After a moment to ponder, he came to the conclusion that writing lyrics helps him organize his thoughts. Old songs on his SoundCloud became synonymous to a diary, listening to them months later still brought back feelings from the past. A good example of this process is their song "Pollution/Disclaimer." Rutter had written "Pollution" when he was going through a breakup with a girl, later he wrote "Disclaimer" when he had healthier feelings and emotions. This transformation is obvious not only in the lyrics but also in the production and instrumentation. While "Pollution" is minimalistic, "Disclaimer" is bright and upbeat. Rutter compared "Pollution" to a former diary entry and "Disclaimer" as a note he had gone back to scribble on the bottom of the page. These songs are personal and complex. It’s clear that the music of Ritt Momney is like a diary with its own soundtrack. The lyrics play off the production and instrumentation and vice versa. One can’t exist without the other.

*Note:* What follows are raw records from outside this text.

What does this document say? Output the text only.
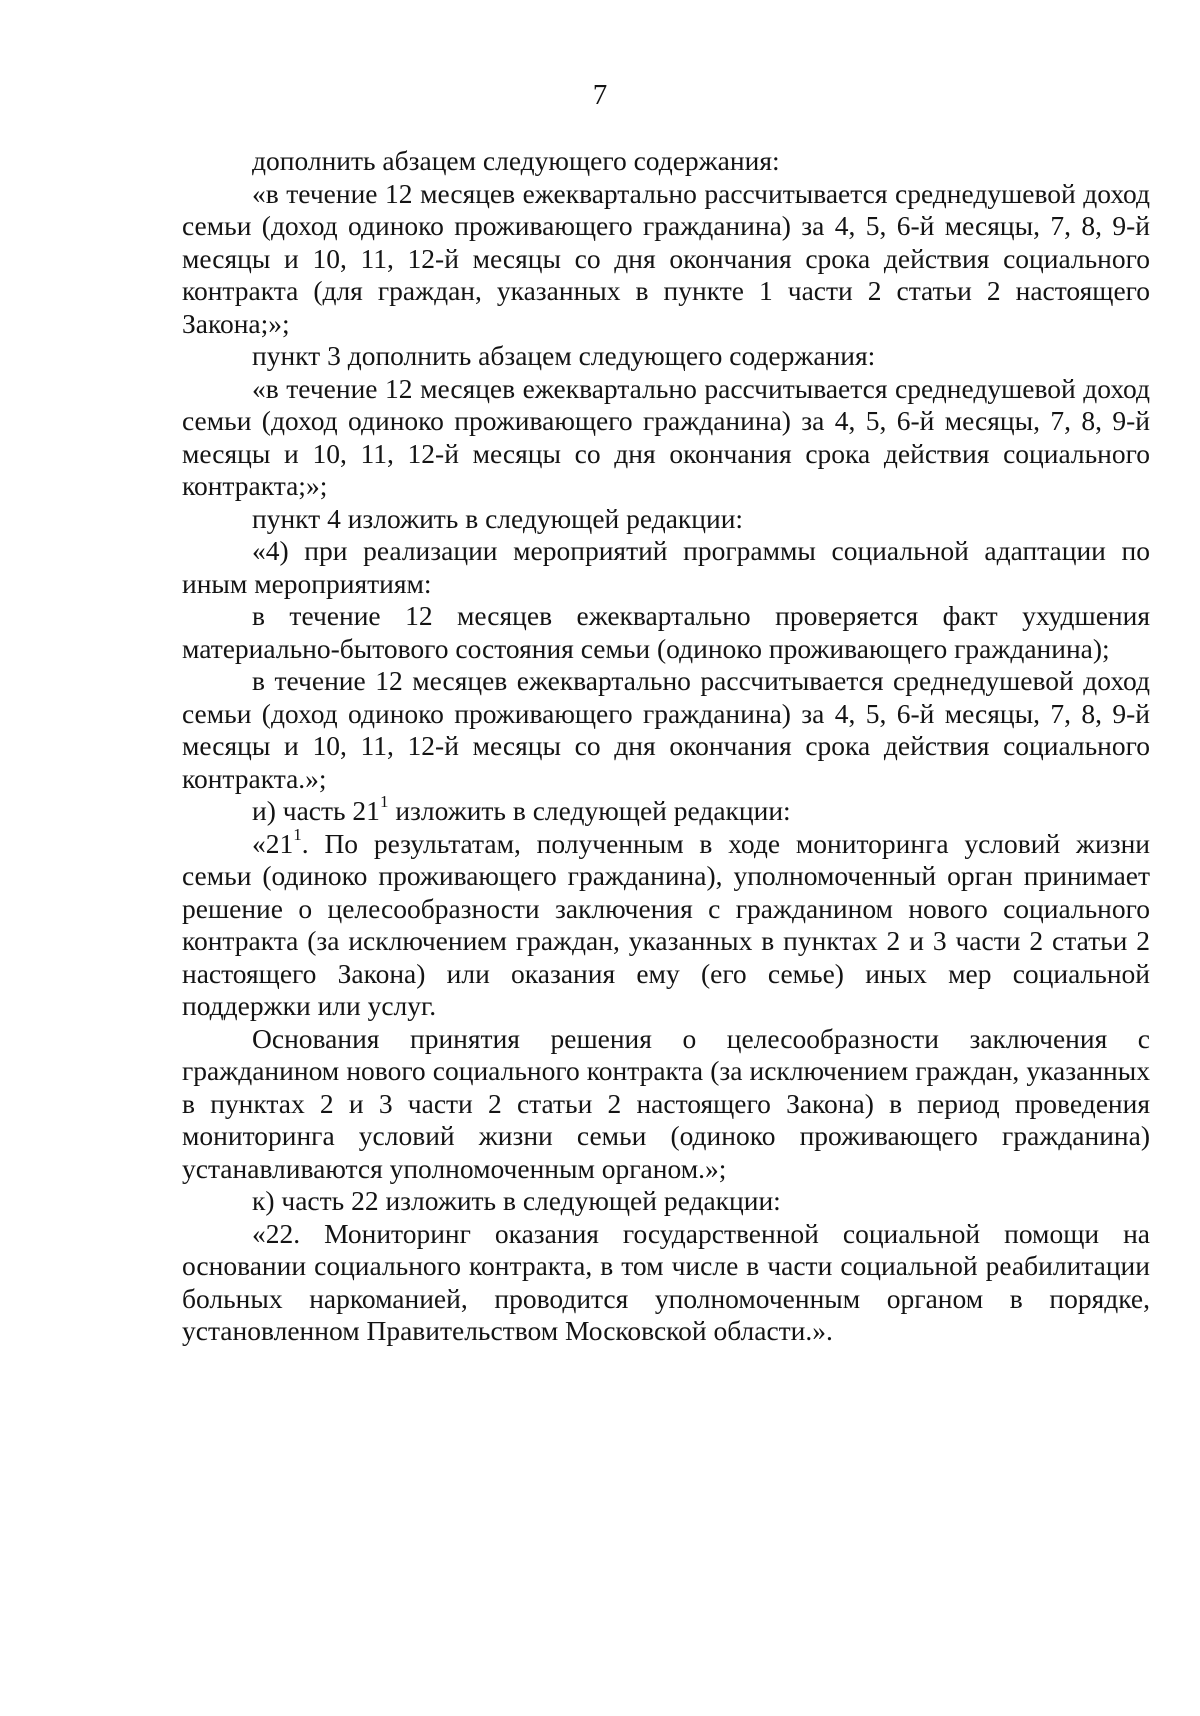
7

дополнить абзацем следующего содержания:

«в течение 12 месяцев ежеквартально рассчитывается среднедушевой доход семьи (доход одиноко проживающего гражданина) за 4, 5, 6-й месяцы, 7, 8, 9-й месяцы и 10, 11, 12-й месяцы со дня окончания срока действия социального контракта (для граждан, указанных в пункте 1 части 2 статьи 2 настоящего Закона;»;

пункт 3 дополнить абзацем следующего содержания:

«в течение 12 месяцев ежеквартально рассчитывается среднедушевой доход семьи (доход одиноко проживающего гражданина) за 4, 5, 6-й месяцы, 7, 8, 9-й месяцы и 10, 11, 12-й месяцы со дня окончания срока действия социального контракта;»;

пункт 4 изложить в следующей редакции:

«4) при реализации мероприятий программы социальной адаптации по иным мероприятиям:

в течение 12 месяцев ежеквартально проверяется факт ухудшения материально-бытового состояния семьи (одиноко проживающего гражданина);

в течение 12 месяцев ежеквартально рассчитывается среднедушевой доход семьи (доход одиноко проживающего гражданина) за 4, 5, 6-й месяцы, 7, 8, 9-й месяцы и 10, 11, 12-й месяцы со дня окончания срока действия социального контракта.»;

и) часть $21^1$ изложить в следующей редакции:

«$21^1$. По результатам, полученным в ходе мониторинга условий жизни семьи (одиноко проживающего гражданина), уполномоченный орган принимает решение о целесообразности заключения с гражданином нового социального контракта (за исключением граждан, указанных в пунктах 2 и 3 части 2 статьи 2 настоящего Закона) или оказания ему (его семье) иных мер социальной поддержки или услуг.

Основания принятия решения о целесообразности заключения с гражданином нового социального контракта (за исключением граждан, указанных в пунктах 2 и 3 части 2 статьи 2 настоящего Закона) в период проведения мониторинга условий жизни семьи (одиноко проживающего гражданина) устанавливаются уполномоченным органом.»;

к) часть 22 изложить в следующей редакции:

«22. Мониторинг оказания государственной социальной помощи на основании социального контракта, в том числе в части социальной реабилитации больных наркоманией, проводится уполномоченным органом в порядке, установленном Правительством Московской области.».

When looking into the future, the members of Ritt Momney see music, music and more music. Rutter ideally wants to take Ritt Momney as far as possible and is hopeful that someday they will be able to do a national tour. Guitarist Jonas Torgerson chimed in when I asked what their dream venue to play would be. He said The Gorge Amphitheater in Grant County, Washington. A scenic venue that overlooks beautiful mountains and of course - a sparking blue gorge. For the members of Ritt Momney, the future looks promising: they are set to release an album later this year and go on a west coast tour.

Rutter emphasized that the live performances will not feature copy and paste renditions of their songs. The music will take its own shape as it’s moved from the recording into a live version. New songs will be played. Emotion and energy will be brought. A tour you do not want to miss.

Rutter also mentioned that we can look forward to hearing a lot of different sounds on the upcoming album. He stayed away from keeping one monotonous style throughout and instead experimented with different combinations.

You can’t just listen to a Ritt Momney song once. The lyrics, the instrumentation and the production all play a significant part in the overall artwork that it’s impossible to get the whole picture with just one listen through. These songs are gonna tear your heart out. These songs are gonna heal you. If you’re gonna listen to a new song today, make it a Ritt Momney song.